Alan Dukes, who inflicted losses on Anglo junior bondholders in the years after the crisis as chairman of Irish Bank Resolution Corporation, the wind-down vehicle that started the shutdown of that bank, said he did not see the government having that option of imposing losses on bondholders on the night of September 29th-30th 2008. The risk of contagion to the flow of funding to the other Irish banks was too great at the time.
“There was no good option available: what they actually did or burning the bondholders. Either course was going to be painful. Burning the bondholders on day one would have caused a bigger problem much quicker than we had.”
Dukes believes that the State's bailout of AIB and its disastrous investment in insurer ICI in the mid-1980s may have encouraged the view that the bank took on the night of the guarantee in September 2008 when it lobbied the government to step in to address Anglo's failure for the sake of the wider financial system.
“I don’t think AIB ever learned from that,” said Dukes, who was minister for finance at the time of the ICI bailout. “That attitude that this was a problem for the government, not a problem for the bank – that permeated a lot of the bank thinking after that, and it was certainly part of their thinking in the 2000s.”
Honohan believes the last banking crisis could break that view that the government will always have the backs of the banks or another systemic industry should it ever find itself in trouble.
Pushback
“The afterword of this guarantee might be the opposite: it has caused so much pushback that the government would be slower next time to step in and rescue some entity that was misbehaving.”
Economic history has shown that crises can, and will, happen again and again.
"Financial bubbles are part of the financial landscape," said Antoin Murphy, now retired Trinity College economics professor who wrote a book on the causes of the Irish banking meltdown with Donovan.

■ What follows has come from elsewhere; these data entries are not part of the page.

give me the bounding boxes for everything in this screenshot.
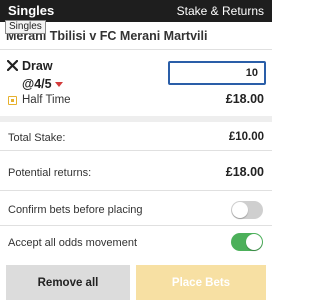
half-time-icon: [8, 96, 17, 105]
total-stake-value: £10.00: [228, 131, 264, 143]
tooltip: Singles: [5, 20, 46, 34]
accept-odds-label: Accept all odds movement: [8, 237, 138, 249]
toggle-knob: [232, 202, 248, 218]
divider: [0, 190, 272, 191]
betslip-header: Singles Stake & Returns: [0, 0, 272, 22]
selection-odds: @4/5: [22, 77, 52, 91]
section-gap: [0, 116, 272, 122]
selection-name: Draw: [22, 59, 53, 73]
remove-all-button[interactable]: Remove all: [6, 265, 130, 300]
divider: [0, 49, 272, 50]
potential-returns-label: Potential returns:: [8, 167, 92, 179]
selection-returns: £18.00: [225, 92, 264, 106]
stake-input[interactable]: [168, 61, 266, 85]
header-stake-returns-label: Stake & Returns: [176, 4, 264, 18]
confirm-bets-toggle[interactable]: [231, 201, 263, 219]
divider: [0, 150, 272, 151]
header-title[interactable]: Singles: [8, 3, 54, 18]
confirm-bets-label: Confirm bets before placing: [8, 204, 143, 216]
toggle-knob: [246, 234, 262, 250]
market-label: Half Time: [22, 94, 71, 106]
place-bets-button[interactable]: Place Bets: [136, 265, 266, 300]
accept-odds-toggle[interactable]: [231, 233, 263, 251]
odds-down-arrow-icon: [55, 82, 63, 87]
divider: [0, 225, 272, 226]
potential-returns-value: £18.00: [225, 165, 264, 179]
close-icon[interactable]: [7, 60, 18, 71]
total-stake-label: Total Stake:: [8, 132, 66, 144]
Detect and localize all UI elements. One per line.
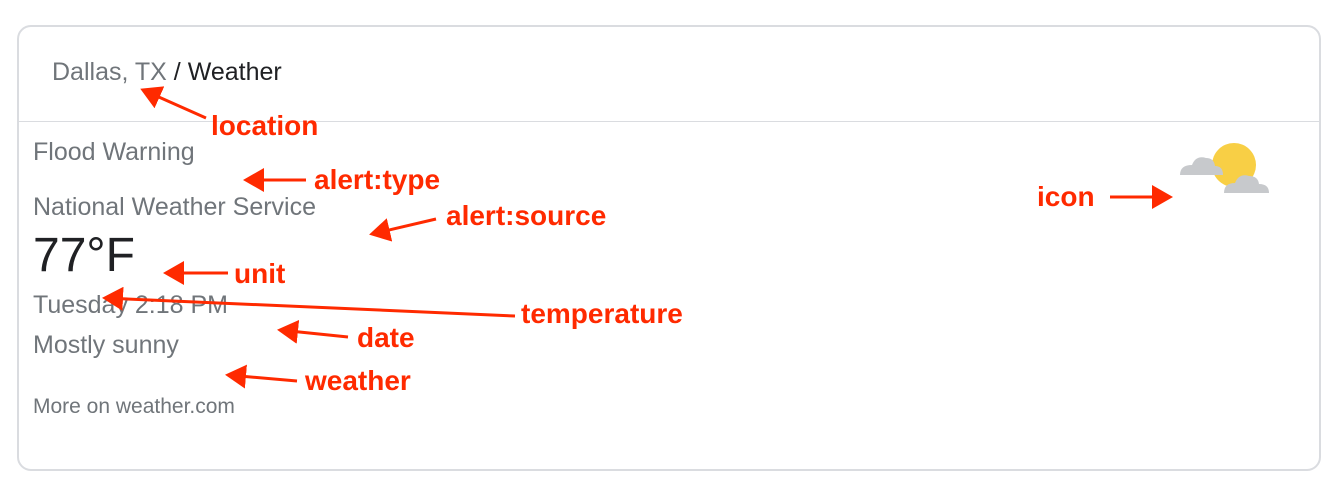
annotation-temperature: temperature [521,298,683,329]
breadcrumb: Dallas, TX / Weather [52,58,282,87]
more-on-weather-link[interactable]: More on weather.com [33,395,235,419]
breadcrumb-page: Weather [187,58,282,86]
breadcrumb-location[interactable]: Dallas, TX [52,58,167,86]
breadcrumb-separator: / [166,58,188,86]
alert-type[interactable]: Flood Warning [33,138,195,167]
card-header: Dallas, TX / Weather [19,27,1319,122]
temperature-value: 77 [33,229,87,282]
alert-source: National Weather Service [33,193,317,221]
temperature-unit[interactable]: °F [86,229,135,282]
weather-condition: Mostly sunny [33,331,179,359]
date-time: Tuesday 2:18 PM [33,291,229,319]
temperature-display: 77°F [33,228,135,283]
annotation-alert-source: alert:source [446,200,607,231]
partly-sunny-icon [1180,143,1269,193]
annotation-unit: unit [234,258,286,289]
annotation-weather: weather [305,365,411,396]
annotation-alert-type: alert:type [314,164,441,195]
annotation-date: date [357,322,415,353]
annotation-icon: icon [1037,181,1095,212]
annotation-location: location [211,110,319,141]
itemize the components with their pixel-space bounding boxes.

“There is always this incredible tension between financial innovation and prudence. Financial innovation can produce an amazing amount of economic good for society but at times the innovation gets out of line with prudence and when that happens you get a bubble.”
Murphy believes the Central Bank has become more professional in its monitoring of the banks, but warns against excessive regulation that might hamper innovation that could benefit the economy.
Honohan sees cyber risks as holding the potential for another financial crisis.
“That’s a big hole. Banks and technology companies have this characteristic that they are reliant on very complex systems of software that sometimes break. We know that. We have seen instances of that. If they can break, they can be hacked.”